Of Politics and Competition Law (and on the Google cases too)
In a recent post on the diluted legality of competition law I voiced out the view that our discipline could partly be losing its last name, a development for which I blamed a number of factors. However, some developments in the past few weeks have led me to think that perhaps I missed a critical feature: the increasing involvement of politics in the application of the competition rules.
To be sure, since its inception and all along its development, antitrust law –as a public policy tool at the core of the economic Constitution of any State- has had as much of a tight link with politics as it has with economics. But whereas economics not only provides a justification for the existence of the rules but also plays an important role in the development of legal rules and in individual cases, politics had traditionally exerted its influence in the exercise of enforcement discretion, and arguably not so much in the development of the rules and the outcome of cases.
The link between politics and competition enforcement might have been more obvious at the national level, where national competition authorities often are attached (organically or otherwise) to the Government at issue, which often appoints its members in the light of political considerations. It’s against this backdrop that one has to interpret the European Commission’s recurrent calls for independence of national competition authorities (most recently on a Staff working paper issued last Wednesday).
I think it’s fair to say that the influence of politics on the European Commission’s application of the competition rules has been more tenuous. For the most part, EU competition law has developed under the auspices of a firm political view on the advantages of competition in a system of social market economy, but in isolation from short-sighted political interests/small politics. This is largely explained by the theoretical legal status of the Commission as a body independent from Member States, and by the practical status DG Comp as a quasi-specialized agency within the Commission that one was not to second-guess. However, there are signs that this might be changing. In recent times national politicians have increasingly given their views on how competition law should be applied (here is one very recent example), and so have members of the European Parliament and a number of EU Commissioners. Moreover, they are doing so not only when their national interests are at stake (political solutions have been and are all the more common in State aid cases and in some high-stakes mergers), but also concerning investigations of potential infringements.
There are several examples of this evolution. Most recently we have seen politicians –mainly Chancellor Merkel- vouching for the approval of the Telefónica/E-Plus deal (see here). But perhaps the best illustration of the trend can be found in the Google case, on which we have written extensively on this blog.
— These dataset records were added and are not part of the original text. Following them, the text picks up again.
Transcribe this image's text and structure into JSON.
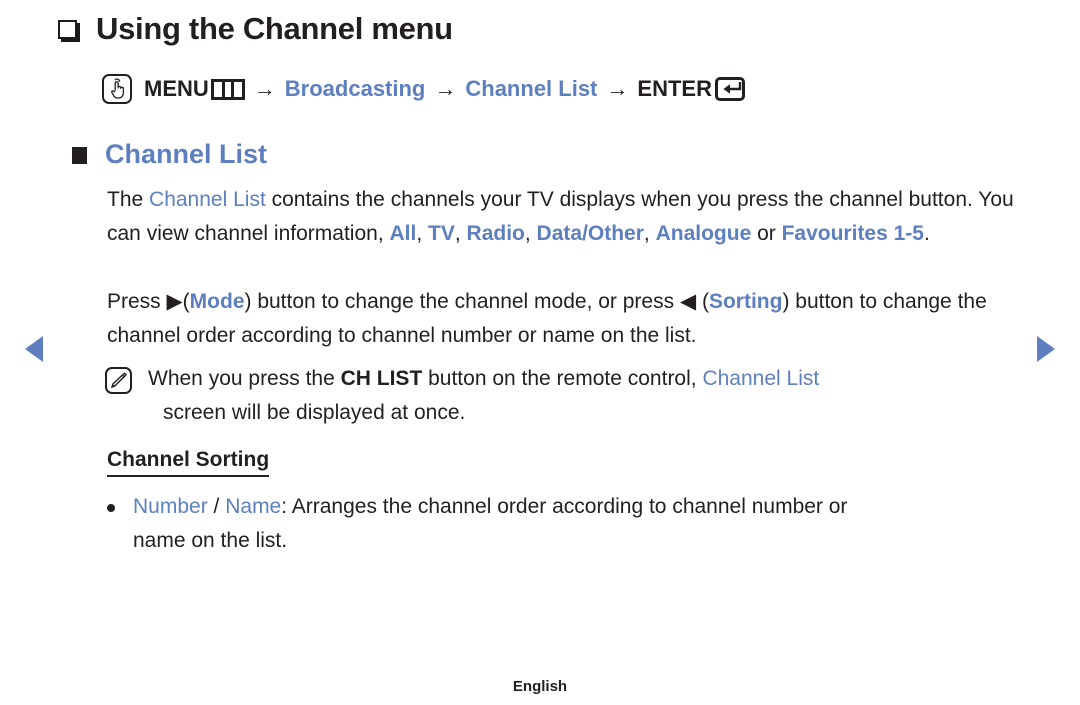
{
  "page": {
    "title": "Using the Channel menu",
    "title_bullet_icon": "open-square-bullet-icon",
    "footer_language": "English"
  },
  "nav": {
    "prev_icon": "left-triangle-arrow-icon",
    "next_icon": "right-triangle-arrow-icon",
    "arrow_color": "#5d7fc0"
  },
  "menu_path": {
    "hand_icon": "hand-press-icon",
    "menu_label": "MENU",
    "menu_icon": "menu-bars-icon",
    "arrow1": "→",
    "step1": "Broadcasting",
    "arrow2": "→",
    "step2": "Channel List",
    "arrow3": "→",
    "enter_label": "ENTER",
    "enter_icon": "enter-return-icon"
  },
  "section": {
    "bullet_icon": "filled-square-bullet-icon",
    "heading": "Channel List",
    "heading_color": "#5d7fc0"
  },
  "paragraph1": {
    "t1": "The ",
    "term1": "Channel List",
    "t2": " contains the channels your TV displays when you press the channel button. You can view channel information, ",
    "term2": "All",
    "t3": ", ",
    "term3": "TV",
    "t4": ", ",
    "term4": "Radio",
    "t5": ", ",
    "term5": "Data/Other",
    "t6": ", ",
    "term6": "Analogue",
    "t7": " or ",
    "term7": "Favourites 1-5",
    "t8": "."
  },
  "paragraph2": {
    "t1": "Press ",
    "arrow_right": "▶",
    "t2": "(",
    "term1": "Mode",
    "t3": ") button to change the channel mode, or press ",
    "arrow_left": "◀",
    "t4": " (",
    "term2": "Sorting",
    "t5": ") button to change the channel order according to channel number or name on the list."
  },
  "note": {
    "icon": "note-pencil-icon",
    "t1": "When you press the ",
    "term1": "CH LIST",
    "t2": " button on the remote control, ",
    "term2": "Channel List",
    "t3_line2": "screen will be displayed at once."
  },
  "sub_section": {
    "heading": "Channel Sorting"
  },
  "bullet_item": {
    "bullet_icon": "round-dot-bullet-icon",
    "term1": "Number",
    "t1": " / ",
    "term2": "Name",
    "t2": ": Arranges the channel order according to channel number or",
    "t3_line2": "name on the list."
  }
}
This is a case in which DG Comp has extracted (arguably using the commitment procedure and its impressive record in judicial review of 102 decisions to stretch the boundaries of current legal standards) a set of significant commitments on the part of Google (see my comments here), going beyond what US authorities did. This could be regretted by people interested in the clarity of the law, but would normally have been seen as a practical enforcement success on the part of the Commission. However, a number of motivated and well-funded complainants –led by some smart lawyers who know how to play with the system and who deserve credit for getting near what I would’ve thought was impossible- now start to seem capable of derailing the commitment procedure by politicizing it. First, the German and French ministers for economics wrote a most unusual joint letter to Vice-President Almunia asking for a tougher stance on Google. And now, a widely extended rumor has it that a few EU Commissioners are being persuaded not to approve any Article 9 decision during Mr. Almunia’s tenure. As you can imagine, not all Commissioners are persuaded with sophisticated legal arguments related to evidence on foreclosure and the such, some being more receptive to political lines alien to antitrust analysis, mainly “don’t let these guys off the hook because they don’t pay taxes in Europe and because the US spies on us”. Obviously, this has nothing to do with the law, or at least with competition law.
It’s difficult to guess how this will turn out. As recently explained in the FT (Alex Barkers’s coverage of EU competition issues is, by the way, excellent) “[s]ome people involved think the pressures make it more likely Mr Almunia will decide to launch a formal probe of Android”. And indeed, the Android investigation may be the second leg of this political game, and once again the Commission might be under enormous pressure to take a hardline. [By the way, if you’re interested in reading about the competition issues involved in the Android investigation, I would very much suggest you read the insightful pieces recommended by Kevin Coates here ;) as well as this interesting brand new piece on the matter (particularly enjoyed footnotes 26 and 127…) (thanks to Jorge Marcos –ULg- for drawing our attention to it)]
Much more could be said about the politicization –and possible transformation- of antitrust and I look forward to your comments, but I’ll close it off now (mainly because the Word Cup final is already on). Some of you will recall my piece on Antitrust and the Political Center, in which I outlined some views on how antitrust embodies a centrist political ideology and can contribute to the expansion of sensible political views internationally. Well, in my view, the same is not true the other way around; infusing minor, short-sighted, political goals into the application of competition law can only contribute to disfigure even more a branch of the law which –let’s not forget- is, on its sanctioning dimension, quasi criminal in nature.
The political agreement in having technical competition rules applied by independent agencies is now an established idea, heralded internationally by the European Commission. And it makes sense because in spite of its unquestionable benefits, competition law’s constituency is diffuse and unable to mobilize politicians in the right direction. If you ask me, competition law can better serve its goals when dissociated from small politics.